Empresas aéreas alertam para atuação irregular de law techs no setor

Empresas estariam oferecendo, de forma irregular, serviços jurídicos para viajantes contra as aéreas

Divulgação/Latam
O tema da crescente judicialização da relação do viajante aéreo com as empresas de aviação no Brasil vem em uma crescente da indústria, com alertas de todas as empresas e da Abear, que agora se juntaram e produziram um artigo, publicado pela associação no portal JOTA, em 30 de julho, alertando sobre a atuação de law techs, que investem em estimular os clientes a entrar na justiça pedindo indenizações, em casos que poderiam ser resolvidos diretamente com as aéreas. Muitas vezes as law techs acabam adiantando um valor menor a esses viajantes que tiveram disrupções em suas viagens, e passam a representar a ação, ficando com a totalidade dos ganhos ao final do processo.

Há poucos dias, segundo fontes do Portal PANROTAS, uma dessas law techs procurou agências de viagens associadas Abav oferecendo uma quantia em dinheiro para cada cliente indicado para entrar com ação contra uma aérea.

Para os advogados das aéreas e a Abear, essa prática deturpa a relação com os consumidores, impede a melhoria dos serviços e gera um custo que, ao final, é pago por todos. Além de ser irregular. Segundo dados do artigo, em 2014 foram registradas 33 mil ações contra as aéreas no País. Em 2018 esse número saltou para 64 mil e em 2019 foi ainda maior.

Matéria do jornal Valor Econômico, de 17 de maio, destacava que a Ordem dos Advogados do Brasil (OAB) iniciava uma batalha contra startups de “assistência jurídica” a passageiros do setor aéreo. Segundo a reportagem, a OAB tem entrado com pedidos de liminar para suspender a atuação de startups que estariam, segundo o Conselho Federal da Ordem, exercendo a atividade jurídica de forma irregular. De acordo com a OAB também há propaganda irregular, já que não é permitido a advogados captar clientes com publicidade ou oferecer serviços como no caso das empresas aéreas.

Confira abaixo o artigo assinado por Bruno Bartijotto, diretor jurídico da Latam Airlines Brasil; Carla Coelho, diretora jurídica da Gol Linhas Aéreas; Juliana G. Quintas Rosenthal, sócia do escritório Rosenthal e Guarita Advogados e Patrícia Munhol, gerente jurídica da VoePass Linhas Aéreas.

ARTIGO

“A judicialização do setor aéreo: a turbulência do setor que voa no país mais litigioso do mundo

É de conhecimento geral que a Constituição Federal de 1988, conhecida como Constituição Cidadã, mudou a forma como até então o cidadão comum se relacionava com o Direito.
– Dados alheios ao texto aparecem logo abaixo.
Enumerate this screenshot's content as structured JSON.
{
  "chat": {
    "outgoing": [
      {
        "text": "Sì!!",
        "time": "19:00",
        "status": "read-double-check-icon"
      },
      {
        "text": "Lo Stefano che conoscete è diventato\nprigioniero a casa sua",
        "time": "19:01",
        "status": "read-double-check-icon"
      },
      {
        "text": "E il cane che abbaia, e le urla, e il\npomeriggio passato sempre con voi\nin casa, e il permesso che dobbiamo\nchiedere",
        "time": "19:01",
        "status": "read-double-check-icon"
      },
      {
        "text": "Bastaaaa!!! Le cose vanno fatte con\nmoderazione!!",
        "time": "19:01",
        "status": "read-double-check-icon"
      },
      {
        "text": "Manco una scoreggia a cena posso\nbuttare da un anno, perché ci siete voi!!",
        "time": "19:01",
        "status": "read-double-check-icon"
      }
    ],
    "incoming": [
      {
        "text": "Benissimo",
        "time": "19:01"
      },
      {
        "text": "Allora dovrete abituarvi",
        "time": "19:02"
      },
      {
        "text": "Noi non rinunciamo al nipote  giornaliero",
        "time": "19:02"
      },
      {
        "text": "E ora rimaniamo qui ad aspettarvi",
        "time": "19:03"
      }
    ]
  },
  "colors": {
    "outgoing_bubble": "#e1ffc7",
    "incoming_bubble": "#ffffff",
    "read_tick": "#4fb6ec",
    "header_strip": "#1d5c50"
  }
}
A Constituição, em seu artigo 5º, XXXV, assegurou que todo direito ou ameaça a direito será levada ao conhecimento do Poder Judiciário, que na hipótese de lesão a direito material ou moral, este deve ser indenizado (art. 5º, X) devendo, ainda, o Estado promover na forma da lei, a defesa do consumidor (art. 5º., XXXII).

Assim, na década de 1990 foi editado o Código de Defesa do Consumidor (“CDC”), que pouco a pouco foi transformando as relações entre o consumidor e o prestador ou fornecedor de produtos e/ou serviços. A nova cultura consumerista criou um consumidor mais atento e mais exigente de seus direitos. Em 1995, são criados os Juizados Especiais Cíveis (e Criminais) visando atender demandas de menor potencial econômico (de 20 a 40 salários-mínimos) que nasciam, em grande parte, a partir das novas demandas consumeristas.

O artigo 2º. enunciava o escopo do CDC: buscar, sempre que possível, a conciliação ou a transação. E para isso pensou-se em facilitar o acesso ao Judiciário através de uma Justiça Gratuita, célere e simples, na qual o próprio cidadão poderia reclamar seus direitos pessoalmente, sem a presença de um advogado.

Três décadas depois, os Juizados Especiais encontram-se abarrotados.

A facilitação do acesso ao Poder Judiciário através da Lei dos Juizados Especiais e os novos direitos assegurados pelo CDC alavancaram as demandas judiciais para o bem e para o mal. Isto porque, se de um lado assegura o acesso à Justiça, gratuita e eficiente, aprimora a qualidade dos serviços ofertados e oportuniza a criação de sistemas ou aplicativos de mensuração da satisfação do cliente; de outro, gerou uma avalanche de ações instigadas por uma visão deturpada da judicialização da relação de consumo, o que originou, inclusive, a expressão de “indústria da indenização”.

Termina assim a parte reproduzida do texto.